I always wondered what the saying “the apple falls so closely to the tree” meant. I never bought into the concept of similar cliché sayings of “like father like son” or “mother like daughter.” I viewed these ideas as being founded upon by poorly defined concepts of traits and inheritance. Such notions completely undermine the ideology of “I think, therefore I am” as coined by Rene Descartes. I maintain that people have within themselves the inherent ability to change their present circumstance and make it different from what their history suggests, and what others may foretell. The path to changing one’s circumstance is not easily achieved, and one will experience many failures before they are to succeed. Encountering failure is more of a transient concept, and not nearly as important as understanding why failure and not success was achieved. This understanding has a very powerful influence over self, and can be the source of change that can benefit a multitude of afflictions in our society; for example, the transformation of health care.
As a medical student, one of my volunteer experiences included community outreach to help address some social and health needs. In one instance, I helped someone with ways to overcome a perceived social barrier, and I remember feeling excited about providing information that they once felt was unattainable. But, the reception that I received from them was not what I expected. At that moment, I felt that they were ambivalently satisfied. After talking with them and trying to find out why they were not extremely delighted to be able to start on their new pathway to success, my perspective had certainly changed. They told me that they would not pursue the proven path to success lay before them, but would rather take an unproven and riskier path. At first, I was puzzled over this and did not immediately understand their motivation for doing so. During several days of contemplating this, I reflected upon an experience that I had read about pertaining to the working girls of one of the red light districts in India.

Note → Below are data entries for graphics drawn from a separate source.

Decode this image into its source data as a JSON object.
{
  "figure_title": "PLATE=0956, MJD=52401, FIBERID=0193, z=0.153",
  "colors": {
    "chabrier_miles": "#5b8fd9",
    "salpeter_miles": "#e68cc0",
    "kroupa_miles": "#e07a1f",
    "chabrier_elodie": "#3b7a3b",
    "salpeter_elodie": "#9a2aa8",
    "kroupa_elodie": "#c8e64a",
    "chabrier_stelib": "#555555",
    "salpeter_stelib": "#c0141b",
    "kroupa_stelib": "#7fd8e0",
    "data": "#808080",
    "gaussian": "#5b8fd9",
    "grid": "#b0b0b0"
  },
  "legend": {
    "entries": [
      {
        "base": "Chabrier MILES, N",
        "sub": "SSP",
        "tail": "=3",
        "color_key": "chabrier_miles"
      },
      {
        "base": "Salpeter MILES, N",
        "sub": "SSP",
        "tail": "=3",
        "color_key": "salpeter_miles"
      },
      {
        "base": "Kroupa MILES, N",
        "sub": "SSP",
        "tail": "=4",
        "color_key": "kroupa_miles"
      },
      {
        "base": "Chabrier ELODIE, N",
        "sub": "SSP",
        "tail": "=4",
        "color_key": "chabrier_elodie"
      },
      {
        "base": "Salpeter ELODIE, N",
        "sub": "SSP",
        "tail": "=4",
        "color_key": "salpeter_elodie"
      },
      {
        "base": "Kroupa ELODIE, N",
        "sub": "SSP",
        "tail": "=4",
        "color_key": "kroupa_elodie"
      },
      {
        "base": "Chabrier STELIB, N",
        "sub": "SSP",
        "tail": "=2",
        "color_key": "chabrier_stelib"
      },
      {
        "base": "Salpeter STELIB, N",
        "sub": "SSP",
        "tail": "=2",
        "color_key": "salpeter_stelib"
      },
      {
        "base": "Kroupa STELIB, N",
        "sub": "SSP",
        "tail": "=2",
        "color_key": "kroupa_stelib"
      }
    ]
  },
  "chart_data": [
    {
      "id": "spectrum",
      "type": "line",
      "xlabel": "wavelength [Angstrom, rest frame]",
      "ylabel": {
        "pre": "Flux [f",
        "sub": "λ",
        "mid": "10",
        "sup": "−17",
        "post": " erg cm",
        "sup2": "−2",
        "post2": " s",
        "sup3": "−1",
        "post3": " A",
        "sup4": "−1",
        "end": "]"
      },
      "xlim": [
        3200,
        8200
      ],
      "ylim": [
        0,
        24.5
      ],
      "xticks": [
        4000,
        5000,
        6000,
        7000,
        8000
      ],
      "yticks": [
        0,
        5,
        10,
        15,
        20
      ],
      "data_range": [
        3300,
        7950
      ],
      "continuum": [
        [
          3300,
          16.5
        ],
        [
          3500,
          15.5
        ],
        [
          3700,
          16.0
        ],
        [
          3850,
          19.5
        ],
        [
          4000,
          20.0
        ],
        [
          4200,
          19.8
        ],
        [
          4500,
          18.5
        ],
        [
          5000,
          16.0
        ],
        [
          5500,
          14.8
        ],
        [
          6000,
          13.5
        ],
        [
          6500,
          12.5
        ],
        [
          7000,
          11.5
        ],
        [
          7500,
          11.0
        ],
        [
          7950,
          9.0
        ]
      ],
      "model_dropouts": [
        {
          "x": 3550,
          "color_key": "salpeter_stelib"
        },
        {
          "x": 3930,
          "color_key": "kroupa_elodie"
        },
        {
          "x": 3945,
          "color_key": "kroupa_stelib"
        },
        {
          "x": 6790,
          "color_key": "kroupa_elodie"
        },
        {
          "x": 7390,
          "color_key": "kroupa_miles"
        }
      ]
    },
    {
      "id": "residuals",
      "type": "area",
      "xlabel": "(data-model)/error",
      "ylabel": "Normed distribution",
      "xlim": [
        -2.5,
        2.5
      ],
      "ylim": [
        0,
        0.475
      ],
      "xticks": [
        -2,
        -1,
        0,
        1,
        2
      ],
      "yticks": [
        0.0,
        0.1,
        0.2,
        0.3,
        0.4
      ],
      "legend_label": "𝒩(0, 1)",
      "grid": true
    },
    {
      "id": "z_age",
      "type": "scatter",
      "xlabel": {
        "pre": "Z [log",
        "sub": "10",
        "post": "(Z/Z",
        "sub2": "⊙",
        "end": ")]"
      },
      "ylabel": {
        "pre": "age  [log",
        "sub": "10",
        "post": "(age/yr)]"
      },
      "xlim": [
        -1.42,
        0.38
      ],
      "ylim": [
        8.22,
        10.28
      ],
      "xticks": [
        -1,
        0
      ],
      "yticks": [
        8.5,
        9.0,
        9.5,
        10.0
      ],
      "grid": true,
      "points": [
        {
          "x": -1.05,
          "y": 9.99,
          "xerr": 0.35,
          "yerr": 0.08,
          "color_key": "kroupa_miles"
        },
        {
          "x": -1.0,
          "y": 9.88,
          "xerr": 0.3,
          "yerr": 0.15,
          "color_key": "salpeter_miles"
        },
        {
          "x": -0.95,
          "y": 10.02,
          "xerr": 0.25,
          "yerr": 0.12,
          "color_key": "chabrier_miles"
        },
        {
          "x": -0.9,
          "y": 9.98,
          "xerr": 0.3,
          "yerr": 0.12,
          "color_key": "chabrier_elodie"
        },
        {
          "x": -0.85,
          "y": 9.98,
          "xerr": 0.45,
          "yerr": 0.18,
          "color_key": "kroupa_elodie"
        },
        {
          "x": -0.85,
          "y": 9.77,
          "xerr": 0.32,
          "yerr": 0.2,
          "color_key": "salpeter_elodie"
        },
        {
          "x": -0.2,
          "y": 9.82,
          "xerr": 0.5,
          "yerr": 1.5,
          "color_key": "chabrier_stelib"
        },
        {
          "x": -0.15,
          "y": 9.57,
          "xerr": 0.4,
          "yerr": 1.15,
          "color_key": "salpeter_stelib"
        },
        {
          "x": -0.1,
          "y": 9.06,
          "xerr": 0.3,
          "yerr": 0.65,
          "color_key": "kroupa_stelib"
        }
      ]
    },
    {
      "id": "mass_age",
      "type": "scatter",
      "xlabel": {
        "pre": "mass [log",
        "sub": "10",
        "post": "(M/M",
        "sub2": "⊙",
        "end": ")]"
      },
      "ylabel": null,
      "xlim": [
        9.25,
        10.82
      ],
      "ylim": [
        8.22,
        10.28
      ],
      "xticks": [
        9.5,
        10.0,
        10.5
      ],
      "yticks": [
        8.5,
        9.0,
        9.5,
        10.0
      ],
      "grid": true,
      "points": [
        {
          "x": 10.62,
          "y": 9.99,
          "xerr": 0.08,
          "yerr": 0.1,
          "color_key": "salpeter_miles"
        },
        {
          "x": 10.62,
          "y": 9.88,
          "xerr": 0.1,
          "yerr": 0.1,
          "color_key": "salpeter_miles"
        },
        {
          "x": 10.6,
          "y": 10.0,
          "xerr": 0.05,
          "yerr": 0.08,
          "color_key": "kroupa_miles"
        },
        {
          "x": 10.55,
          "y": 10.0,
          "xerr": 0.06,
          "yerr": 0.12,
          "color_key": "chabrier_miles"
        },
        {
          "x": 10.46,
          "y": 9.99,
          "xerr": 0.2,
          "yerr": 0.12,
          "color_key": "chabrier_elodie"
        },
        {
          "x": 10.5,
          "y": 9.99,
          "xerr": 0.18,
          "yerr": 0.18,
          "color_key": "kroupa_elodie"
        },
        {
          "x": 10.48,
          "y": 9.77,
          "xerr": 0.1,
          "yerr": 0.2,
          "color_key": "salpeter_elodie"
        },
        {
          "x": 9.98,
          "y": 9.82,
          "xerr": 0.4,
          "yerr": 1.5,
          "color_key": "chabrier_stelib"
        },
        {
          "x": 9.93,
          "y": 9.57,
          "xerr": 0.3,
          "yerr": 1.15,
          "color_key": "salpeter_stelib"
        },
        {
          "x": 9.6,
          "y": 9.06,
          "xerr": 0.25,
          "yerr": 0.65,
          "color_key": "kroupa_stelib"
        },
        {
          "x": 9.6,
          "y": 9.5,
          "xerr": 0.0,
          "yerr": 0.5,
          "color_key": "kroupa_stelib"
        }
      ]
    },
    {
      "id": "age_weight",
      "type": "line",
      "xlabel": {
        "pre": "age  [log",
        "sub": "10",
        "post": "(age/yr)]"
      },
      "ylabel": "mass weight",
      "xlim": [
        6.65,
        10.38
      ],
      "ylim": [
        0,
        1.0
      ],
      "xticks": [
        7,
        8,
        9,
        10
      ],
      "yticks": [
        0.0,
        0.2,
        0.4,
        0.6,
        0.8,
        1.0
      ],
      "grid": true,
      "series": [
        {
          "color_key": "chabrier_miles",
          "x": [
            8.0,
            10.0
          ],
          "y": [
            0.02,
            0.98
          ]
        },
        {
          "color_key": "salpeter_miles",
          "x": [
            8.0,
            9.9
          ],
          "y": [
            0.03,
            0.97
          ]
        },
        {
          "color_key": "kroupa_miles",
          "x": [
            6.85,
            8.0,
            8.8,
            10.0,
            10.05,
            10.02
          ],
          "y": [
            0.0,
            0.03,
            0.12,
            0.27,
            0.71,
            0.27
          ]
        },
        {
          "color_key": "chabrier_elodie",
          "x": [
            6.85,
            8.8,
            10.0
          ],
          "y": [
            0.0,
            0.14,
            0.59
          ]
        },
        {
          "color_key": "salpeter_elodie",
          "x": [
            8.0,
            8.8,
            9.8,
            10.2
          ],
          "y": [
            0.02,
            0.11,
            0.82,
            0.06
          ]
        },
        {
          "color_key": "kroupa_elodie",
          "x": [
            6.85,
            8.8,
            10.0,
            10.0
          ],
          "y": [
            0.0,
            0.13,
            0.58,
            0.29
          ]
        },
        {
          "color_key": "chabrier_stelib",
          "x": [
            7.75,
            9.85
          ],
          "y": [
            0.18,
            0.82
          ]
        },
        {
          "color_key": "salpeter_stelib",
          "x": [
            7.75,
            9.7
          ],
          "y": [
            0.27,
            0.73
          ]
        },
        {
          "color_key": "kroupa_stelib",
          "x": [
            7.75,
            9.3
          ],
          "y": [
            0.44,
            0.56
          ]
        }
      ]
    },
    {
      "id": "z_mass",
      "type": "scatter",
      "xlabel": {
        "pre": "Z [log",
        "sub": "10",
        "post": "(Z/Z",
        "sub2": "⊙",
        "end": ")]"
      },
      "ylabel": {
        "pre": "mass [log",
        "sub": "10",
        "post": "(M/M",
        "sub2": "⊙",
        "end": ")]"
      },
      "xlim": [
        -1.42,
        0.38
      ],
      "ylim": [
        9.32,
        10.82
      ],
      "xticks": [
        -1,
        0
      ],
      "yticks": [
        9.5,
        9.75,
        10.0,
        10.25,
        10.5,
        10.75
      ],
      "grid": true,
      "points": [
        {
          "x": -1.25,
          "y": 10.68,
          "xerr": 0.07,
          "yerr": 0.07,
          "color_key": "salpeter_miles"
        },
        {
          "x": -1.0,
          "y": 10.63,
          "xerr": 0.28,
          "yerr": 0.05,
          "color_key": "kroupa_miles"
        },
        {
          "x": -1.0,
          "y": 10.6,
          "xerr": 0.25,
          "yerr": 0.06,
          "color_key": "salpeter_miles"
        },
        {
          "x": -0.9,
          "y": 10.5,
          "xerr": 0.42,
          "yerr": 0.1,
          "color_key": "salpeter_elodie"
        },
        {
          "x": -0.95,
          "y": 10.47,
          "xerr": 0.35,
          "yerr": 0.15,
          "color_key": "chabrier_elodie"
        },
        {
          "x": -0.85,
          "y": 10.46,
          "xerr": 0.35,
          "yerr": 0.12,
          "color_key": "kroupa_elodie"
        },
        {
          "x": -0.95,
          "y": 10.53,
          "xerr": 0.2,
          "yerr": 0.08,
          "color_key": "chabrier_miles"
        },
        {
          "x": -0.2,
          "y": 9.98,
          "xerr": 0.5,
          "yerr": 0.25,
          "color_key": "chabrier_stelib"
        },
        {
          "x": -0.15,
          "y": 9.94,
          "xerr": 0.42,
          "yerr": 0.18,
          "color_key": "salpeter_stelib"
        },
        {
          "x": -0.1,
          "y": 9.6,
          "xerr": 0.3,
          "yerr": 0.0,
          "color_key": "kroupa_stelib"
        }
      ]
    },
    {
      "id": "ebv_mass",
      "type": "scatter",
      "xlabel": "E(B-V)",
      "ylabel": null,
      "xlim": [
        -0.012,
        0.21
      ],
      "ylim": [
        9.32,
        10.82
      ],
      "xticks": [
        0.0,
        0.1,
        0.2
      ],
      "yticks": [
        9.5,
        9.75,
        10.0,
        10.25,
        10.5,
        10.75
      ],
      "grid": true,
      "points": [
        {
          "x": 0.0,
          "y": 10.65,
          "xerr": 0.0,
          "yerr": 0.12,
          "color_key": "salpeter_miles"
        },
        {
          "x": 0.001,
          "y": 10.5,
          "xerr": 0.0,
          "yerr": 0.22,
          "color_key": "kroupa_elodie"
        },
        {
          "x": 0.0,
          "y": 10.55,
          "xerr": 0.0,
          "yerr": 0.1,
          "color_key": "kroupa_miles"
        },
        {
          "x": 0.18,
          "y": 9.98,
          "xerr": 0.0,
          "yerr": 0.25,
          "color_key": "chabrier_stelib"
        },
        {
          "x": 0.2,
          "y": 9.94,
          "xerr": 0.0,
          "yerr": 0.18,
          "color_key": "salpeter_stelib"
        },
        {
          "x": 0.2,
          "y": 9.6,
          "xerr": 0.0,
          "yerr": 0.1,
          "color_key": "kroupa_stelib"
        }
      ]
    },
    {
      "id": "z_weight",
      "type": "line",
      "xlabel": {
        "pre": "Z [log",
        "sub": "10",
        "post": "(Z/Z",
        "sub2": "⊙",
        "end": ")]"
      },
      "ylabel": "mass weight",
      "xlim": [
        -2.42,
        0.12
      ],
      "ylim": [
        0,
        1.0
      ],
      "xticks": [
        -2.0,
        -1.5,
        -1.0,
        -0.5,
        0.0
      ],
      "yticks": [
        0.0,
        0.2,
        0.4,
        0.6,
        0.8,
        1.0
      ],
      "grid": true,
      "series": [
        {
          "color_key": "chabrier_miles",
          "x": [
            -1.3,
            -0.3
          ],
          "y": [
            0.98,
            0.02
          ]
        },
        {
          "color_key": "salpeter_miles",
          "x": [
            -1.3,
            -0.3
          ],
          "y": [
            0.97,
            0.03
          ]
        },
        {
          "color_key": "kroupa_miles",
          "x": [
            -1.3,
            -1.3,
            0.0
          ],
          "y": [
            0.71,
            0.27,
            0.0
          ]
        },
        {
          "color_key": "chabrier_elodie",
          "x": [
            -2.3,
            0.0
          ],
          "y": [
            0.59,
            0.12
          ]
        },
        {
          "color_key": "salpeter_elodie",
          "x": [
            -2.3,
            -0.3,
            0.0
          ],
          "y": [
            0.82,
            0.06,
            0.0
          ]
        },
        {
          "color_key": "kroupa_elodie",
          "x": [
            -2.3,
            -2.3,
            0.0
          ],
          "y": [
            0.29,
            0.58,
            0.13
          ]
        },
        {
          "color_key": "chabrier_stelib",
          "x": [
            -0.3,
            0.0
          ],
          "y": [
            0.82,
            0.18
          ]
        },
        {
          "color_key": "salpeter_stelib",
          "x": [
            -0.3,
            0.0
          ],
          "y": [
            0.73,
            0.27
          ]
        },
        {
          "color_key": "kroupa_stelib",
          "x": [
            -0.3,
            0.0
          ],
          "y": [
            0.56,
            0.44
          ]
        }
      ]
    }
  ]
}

This article, focused on how the working girls of India are born into prostitution. Once they reach a certain age, they are required to work as prostitutes foregoing education, and any professional or career aspirations. To many of these children, going to school was merely a dream because it was unattainable and foreign to their realities of life. None of their parents, siblings, friends, or anyone that they knew went to school. To them, it was something that was reserved for the elite and the kids that they saw in Bollywood movies.
However, a group of international church members went to the red light district in this part of India, and established a school that would provide free K to 12 education, housing, boarding, books and uniforms to these girls. The one condition was that the parents of the girls who worked as prostitutes must leave their daughters at the school and promise that they would never call them back to work in the red light district. The parents wished a better life for the girls, and the girls were delighted to be given an opportunity to fulfill their dreams. However, after the first few days of being at the school, the story of delight turned into a social experiment. The mother of some of the girls called their daughters home to work for them, while other girls themselves chose to return home and enter a life of prostitution rather than receive an education. In the end, very few of these girls actually stayed at the school and avoided a life of prostitution. This experience, reminded me of the situation with my work as a community outreach member, but in a different part of the world, and a different set of social determinants.
I have concluded that the outcomes of both scenarios can be attributed to the familiarity of one’s aspirations. When the working girls of India went to the school and were given all the tools to change the trajectory of their life, very few were able to profit from such an opportunity. Some had external factors that removed them from school, while other’s voluntarily left. They all struggled because they were not familiar with the concept of being in school, and applying the things they learned to a new life, one they felt was unreal compared to the raw, uncut, realm of prostitution in which they were born and raised. They were away from their families, sacred, and they ultimately failed because of misguidance.
My outreach recipient pursued a pathway similar to their peers. They felt more comfortable doing so because they could relate to others who did so before them, even though it did not guarantee success. This experience taught me that when dealing with people, emotions such as fear, anxiety or whatever other emotional verb one would like to use, presides over logic. But, familiarity is not an emotion. It is something that can be taught through guidance by responsible parenting and mentorship. Those who are successful in whatever relative idea that may include, pave the way for others to follow.
Learning from this experience, perhaps a rule of familiarity can be employed to change social determinants of our society be it health care, education, or general welfare of the masses. For example, to implement a truly preventative service in medicine we must lead by example. This, in my opinion, falls upon the responsibility of health care workers universally. We must show others who are unfamiliar with the benefits of eating well and caring for our bodies that the majority of illnesses that plague our society today truly are in many instances preventable. This in turn will create a grassroots movement to implement change. Not through passively lecturing to people about the things that they have to change in their life to be in better health overall. Rather, change will be rooted in showing them how to do so and providing them with access to ensure success.
Lastly, I understand the age old saying of the Apple and Tree, albeit it, now in a different perspective.
Dharam Persaud-Sharma is a medical student.